Portanto, a parábola deste domingo nos convida a fazer a travessia do exterior para o interior, restabelecendo o contato com nosso coração. Na verdade, a porta estreita conduz a um horizonte mais amplo; atravessá-la significa alcançar a harmonia conosco e fazer emergir o que é mais nobre em nós: recursos, dons, criatividade… Se nos contentarmos em seguir o modo de viver dos outros, não viveremos a verdade de nós mesmos. Nosso processo de humanização só poderá se ampliar se encontrarmos nossa porta pessoal e passarmos por ela.
Indubitavelmente, passar pela “porta estreita” significa uma experiência de “morte” àquilo que não somos para que possa viver o que somos. Só assim nossa vida, ao atravessar a porta, se expandirá.
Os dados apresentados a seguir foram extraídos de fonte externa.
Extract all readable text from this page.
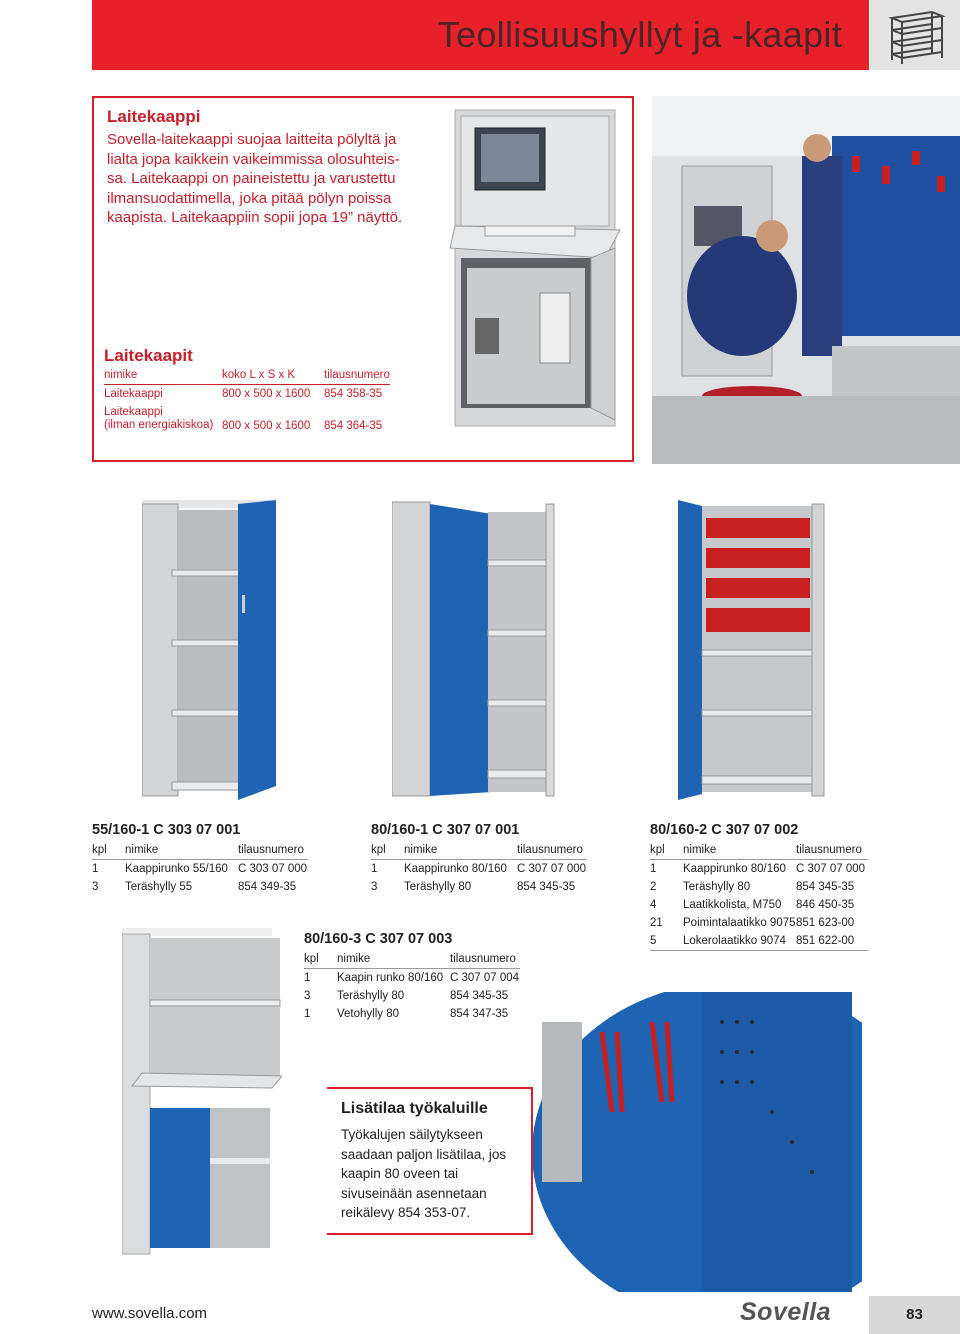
Teollisuushyllyt ja -kaapit
Laitekaappi
Sovella-laitekaappi suojaa laitteita pölyltä ja lialta jopa kaikkein vaikeimmissa olosuhteis-sa. Laitekaappi on paineistettu ja varustettu ilmansuodattimella, joka pitää pölyn poissa kaapista. Laitekaappiin sopii jopa 19” näyttö.
Laitekaapit
nimike	koko L x S x K	tilausnumero
Laitekaappi	800 x 500 x 1600	854 358-35
Laitekaappi
(ilman energiakiskoa)	800 x 500 x 1600	854 364-35
55/160-1 C 303 07 001
kpl	nimike	tilausnumero
1	Kaappirunko 55/160	C 303 07 000
3	Teräshylly 55	854 349-35
80/160-1 C 307 07 001
kpl	nimike	tilausnumero
1	Kaappirunko 80/160	C 307 07 000
3	Teräshylly 80	854 345-35
80/160-2 C 307 07 002
kpl	nimike	tilausnumero
1	Kaappirunko 80/160	C 307 07 000
2	Teräshylly 80	854 345-35
4	Laatikkolista, M750	846 450-35
21	Poimintalaatikko 9075	851 623-00
5	Lokerolaatikko 9074	851 622-00
80/160-3 C 307 07 003
kpl	nimike	tilausnumero
1	Kaapin runko 80/160	C 307 07 004
3	Teräshylly 80	854 345-35
1	Vetohylly 80	854 347-35
Lisätilaa työkaluille
Työkalujen säilytykseen saadaan paljon lisätilaa, jos kaapin 80 oveen tai sivuseinään asennetaan reikälevy 854 353-07.
www.sovella.com	Sovella	83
E essa morte não acontece sem dor: ao ego lhe dói morrer a seus apegos, suas gratificações, suas necessidades, suas expectativas; ao ego lhe dói fazer uma “lipoaspiração” de suas gorduras; ao ego lhe dói deixar o que lhe dá uma sensação de segurança. Por isso, quando ele se sente frustrado, começam a aparecer sensações degradáveis e uma série de mecanismos de defesa entram em ação.
Com sua mensagem forte, Jesus nos convida a procurar e encontrar a chave para abrir a porta da casa do nosso “eu verdadeiro”, a entrar em contato com nosso coração, o lugar onde habitam os aspectos benéficos da nossa personalidade, as boas tendências, as qualidades positivas, os dons naturais, as riquezas do ser, as beatitudes originais, as aspirações de grande fôlego, as idéias-força, os dinamismos da vida… O “tesouro do ser”, ainda que pareça esquecido, permanece armazenado e pode tornar-se a força que orienta toda a vida, um lugar de fecundidade, de criatividade, fonte de renovação…
O símbolo da “porta” não se define em si como um espaço, não é um lugar, mas é o “limite” entre um lugar e outro, é o interstício entre dois espaços, é o que divide dois modos de ser e viver.
“Passar a porta” significa ir ao encontro do novo, do futuro, do diferente, do “fora do normal”…
O “outro lado” é um espaço não conhecido, é um lugar ainda não explorado.
Somos “seres de travessia”; é próprio do ser humano ousar, romper, ir além… Para isso é preciso arriscar para viver uma experiência transformadora, aproximando-nos do diferente: abrir portas de mundos que desconhecemos; viver situações às quais não estávamos acostumados; sentir coisas que nunca havíamos sentido; conhecer segredos que tornarão mais autêntica nossa vida…
Texto bíblico: Lc 13,22-30
Na oração: A porta estreita que atravessamos representa a nossa porta pessoal, que precisamos encontrar e atravessar, para deixar o rastro da nossa própria vida neste mundo. A porta espaçosa representa a que todos usam; a porta es-treita é a passagem original que Deus preparou para cada um de nós: ela aponta para nossa identidade única e é por ela que Deus acessa ao nosso interior. É nas fendas de nossos limites e fragilidades que Deus encontra mais facilidade para entrar em nosso coração e não pela porta da perfeição.
A “porta” da sua vida dá acesso ao novo e diferente ou está travada pelo medo e preconceito?